Atahualpa sudaba por la preocupación que le generaba lo que estaba sucediendo, aparte de que parecía que él era el único que se había percatado del trance que sufría la bella dama frente a su banco. Ella estaba con toda seguridad sometida a una tortura por lo que valientemente decidió ayudarla. Mientras miraba el cáliz que en ese momento levantaba el sacerdote, Atahualpa extendió su mano con mucha discreción pero de forma natural para no llamar la atención de quienes estaban a su lado; y sin ninguna mala intención, sólo por ayudar a sus semejantes, alcanzó el trasero de la mujer y haló cuidadosamente la tela hasta retirarla del lugar donde se encontraba. Así logró discretamente su objetivo, aunque no tanto, porque todos, absolutamente todos los feligreses que estaba a su alrededor observaron la maniobra con asombro. La receptora de la ayuda no solicitada reaccionó de una manera totalmente imprevista para Atahualpa, quien esperaba al menos una sonrisa de agradecimiento, y le dio un carterazo que casi le rompe un ojo diciéndole “abusador”. Pero no solo eso, el hombre que estaba al lado de la mujer resultó que era el marido quien le lanzó tremendo puñetazo justo en el mismo lugar donde la cartera lo había golpeado.

Pero esto no es todo, el cuento no ha terminado. El siguiente domingo Atahualpa fue de nuevo al santo oficio religioso como de costumbre; y lo que son las cosas: ¡delante de él estaba la misma mujer del incidente de la falda con su marido!

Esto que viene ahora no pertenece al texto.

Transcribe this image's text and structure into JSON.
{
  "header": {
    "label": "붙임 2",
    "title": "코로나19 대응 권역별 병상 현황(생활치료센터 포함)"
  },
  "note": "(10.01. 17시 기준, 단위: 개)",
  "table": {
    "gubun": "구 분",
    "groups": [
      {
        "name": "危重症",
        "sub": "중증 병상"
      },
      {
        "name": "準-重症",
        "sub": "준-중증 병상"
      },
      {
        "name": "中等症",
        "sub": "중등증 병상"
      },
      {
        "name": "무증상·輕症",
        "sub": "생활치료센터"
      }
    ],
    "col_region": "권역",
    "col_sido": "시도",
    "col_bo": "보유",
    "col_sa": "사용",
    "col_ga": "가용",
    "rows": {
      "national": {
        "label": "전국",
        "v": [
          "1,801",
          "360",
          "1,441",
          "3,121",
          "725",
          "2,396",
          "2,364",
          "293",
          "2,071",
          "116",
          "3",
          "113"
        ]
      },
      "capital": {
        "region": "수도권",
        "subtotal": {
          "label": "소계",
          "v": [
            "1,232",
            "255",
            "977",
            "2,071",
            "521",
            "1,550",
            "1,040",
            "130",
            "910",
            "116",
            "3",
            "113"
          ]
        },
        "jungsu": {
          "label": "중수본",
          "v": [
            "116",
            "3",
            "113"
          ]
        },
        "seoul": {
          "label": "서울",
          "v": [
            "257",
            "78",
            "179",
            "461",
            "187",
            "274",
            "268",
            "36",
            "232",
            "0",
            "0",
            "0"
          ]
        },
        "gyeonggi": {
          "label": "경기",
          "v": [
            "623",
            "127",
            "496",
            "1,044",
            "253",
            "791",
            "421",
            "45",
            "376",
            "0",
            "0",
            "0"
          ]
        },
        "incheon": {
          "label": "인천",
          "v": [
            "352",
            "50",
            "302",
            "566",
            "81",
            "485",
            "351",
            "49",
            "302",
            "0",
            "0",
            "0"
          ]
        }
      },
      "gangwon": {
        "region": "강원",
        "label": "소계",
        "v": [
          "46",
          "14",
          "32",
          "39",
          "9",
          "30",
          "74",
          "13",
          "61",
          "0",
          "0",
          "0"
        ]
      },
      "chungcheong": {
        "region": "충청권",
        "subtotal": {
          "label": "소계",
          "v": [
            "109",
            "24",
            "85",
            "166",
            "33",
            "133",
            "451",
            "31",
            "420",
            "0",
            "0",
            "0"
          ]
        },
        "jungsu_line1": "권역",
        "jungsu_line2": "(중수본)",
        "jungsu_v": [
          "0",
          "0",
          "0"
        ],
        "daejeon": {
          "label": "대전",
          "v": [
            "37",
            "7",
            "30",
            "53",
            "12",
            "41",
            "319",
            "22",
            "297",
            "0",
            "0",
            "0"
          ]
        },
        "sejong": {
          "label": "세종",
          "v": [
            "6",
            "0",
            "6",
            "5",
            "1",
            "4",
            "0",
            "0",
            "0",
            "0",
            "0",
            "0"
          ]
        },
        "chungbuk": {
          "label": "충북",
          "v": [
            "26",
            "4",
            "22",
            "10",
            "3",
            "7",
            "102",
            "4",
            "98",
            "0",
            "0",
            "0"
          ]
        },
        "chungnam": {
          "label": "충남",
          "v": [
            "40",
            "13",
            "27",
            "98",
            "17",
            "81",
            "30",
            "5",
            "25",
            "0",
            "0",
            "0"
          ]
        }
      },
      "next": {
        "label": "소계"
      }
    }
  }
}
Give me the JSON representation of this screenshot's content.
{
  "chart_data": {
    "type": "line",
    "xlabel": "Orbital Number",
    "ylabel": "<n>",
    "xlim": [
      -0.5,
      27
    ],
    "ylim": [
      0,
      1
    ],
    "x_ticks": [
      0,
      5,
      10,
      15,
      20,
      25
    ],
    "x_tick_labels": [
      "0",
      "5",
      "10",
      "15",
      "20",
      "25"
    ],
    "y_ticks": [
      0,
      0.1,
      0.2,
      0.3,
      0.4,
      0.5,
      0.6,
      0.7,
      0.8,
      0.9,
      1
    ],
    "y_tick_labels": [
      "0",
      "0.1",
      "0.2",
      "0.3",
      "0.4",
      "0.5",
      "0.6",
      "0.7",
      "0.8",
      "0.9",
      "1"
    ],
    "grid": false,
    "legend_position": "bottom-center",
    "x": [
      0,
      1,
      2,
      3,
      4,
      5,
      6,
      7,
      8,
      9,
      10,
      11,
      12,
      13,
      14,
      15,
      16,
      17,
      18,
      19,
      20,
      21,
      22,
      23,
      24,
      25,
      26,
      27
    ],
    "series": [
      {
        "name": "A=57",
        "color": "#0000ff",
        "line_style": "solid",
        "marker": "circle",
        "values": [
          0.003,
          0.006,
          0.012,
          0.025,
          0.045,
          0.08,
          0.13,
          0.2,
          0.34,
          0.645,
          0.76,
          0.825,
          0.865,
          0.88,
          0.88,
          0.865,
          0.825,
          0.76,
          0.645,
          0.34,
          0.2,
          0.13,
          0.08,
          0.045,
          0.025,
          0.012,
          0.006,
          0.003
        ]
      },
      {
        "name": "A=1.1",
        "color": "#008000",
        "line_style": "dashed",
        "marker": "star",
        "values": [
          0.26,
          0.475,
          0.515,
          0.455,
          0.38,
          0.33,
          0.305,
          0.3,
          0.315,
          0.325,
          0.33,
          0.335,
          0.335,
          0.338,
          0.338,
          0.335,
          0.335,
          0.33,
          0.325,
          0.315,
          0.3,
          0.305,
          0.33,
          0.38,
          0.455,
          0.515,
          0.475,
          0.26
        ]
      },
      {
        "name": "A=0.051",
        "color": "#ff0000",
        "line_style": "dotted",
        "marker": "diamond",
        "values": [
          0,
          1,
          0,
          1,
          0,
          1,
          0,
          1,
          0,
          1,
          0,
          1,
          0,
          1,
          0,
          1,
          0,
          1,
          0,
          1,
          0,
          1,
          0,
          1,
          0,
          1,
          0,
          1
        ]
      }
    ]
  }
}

Había decidido que esta vez, aunque la falda se le metiera mucho en las nalgas, él no haría ningún esfuerzo por retirarla. Allá ella con sus gustos.

Al sonar la campanita, Atahualpa no podía concentrarse en la ceremonia, pendiente de que lo que sucedería con la falda cuando la señora se levantara porque estaba arrodillada rezando. La mujer comenzó a incorporarse. Movió el brazo derecho un poco y lo colocó sobre el banco para apoyarse. Seguidamente movió la pierna izquierda en busca de equilibrio. Aquello le pareció a Atahualpa que ocurría en cámara lenta. Poco a poco el cuerpo de la dama fue levantándose en medio del tilín de la campana del monaguillo, que también parecía sonar en cámara lenta. Efectivamente, la falda, que esta vez era de otro color, había quedado dentro de las nalgas como a ella le gustaba. Él siguió como si nada hubiese ocurrido tratando de concentrarse en la misa, pero realmente no podía dejar de vigilar la falda; que además era de un diseño muy bonito y se malograba en las nalgas de esa mujer.

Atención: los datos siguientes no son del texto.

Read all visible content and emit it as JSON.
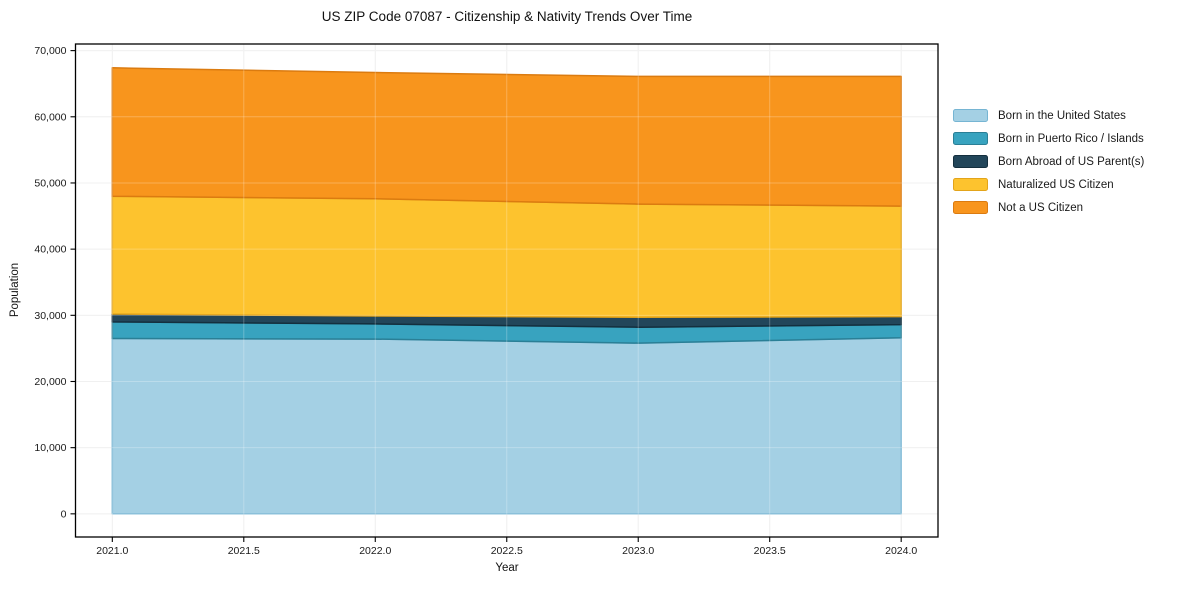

En eso, el caballero que estaba al lado de la mujer, quien aún no se había levantado, notó que a su esposa le había quedado la falda mal acomodada, lo que seguramente le pareció poco estético y con toda confianza se la retiró con la mano. Atahualpa no pudo contenerse, seguramente la mujer pensaría que era él quien la había retirado y además a ella le gustaba sentir la falda en esa posición, por lo que rápidamente y utilizando sólo dos de sus dedos con una extraordinaria delicadeza, volvió a introducir la falda entre las nalgas de la mujer. Esta se volteó y le lanzó otro carterazo con más fuerza que la primera vez y el marido le dio tal paliza que la ceremonia religiosa fue interrumpida hasta que lograron sacar a Atahualpa del recinto.

A partir de esa experiencia religiosa, no ha vuelto a llamar a nadie hermano ni asistir a misa.

Cuidado amigos, no todo lo que brilla es oro. Les recomiendo el libro.

(*) Nelson Cordido Rovati (2013). 35 relatos. Caracas, Venezuela.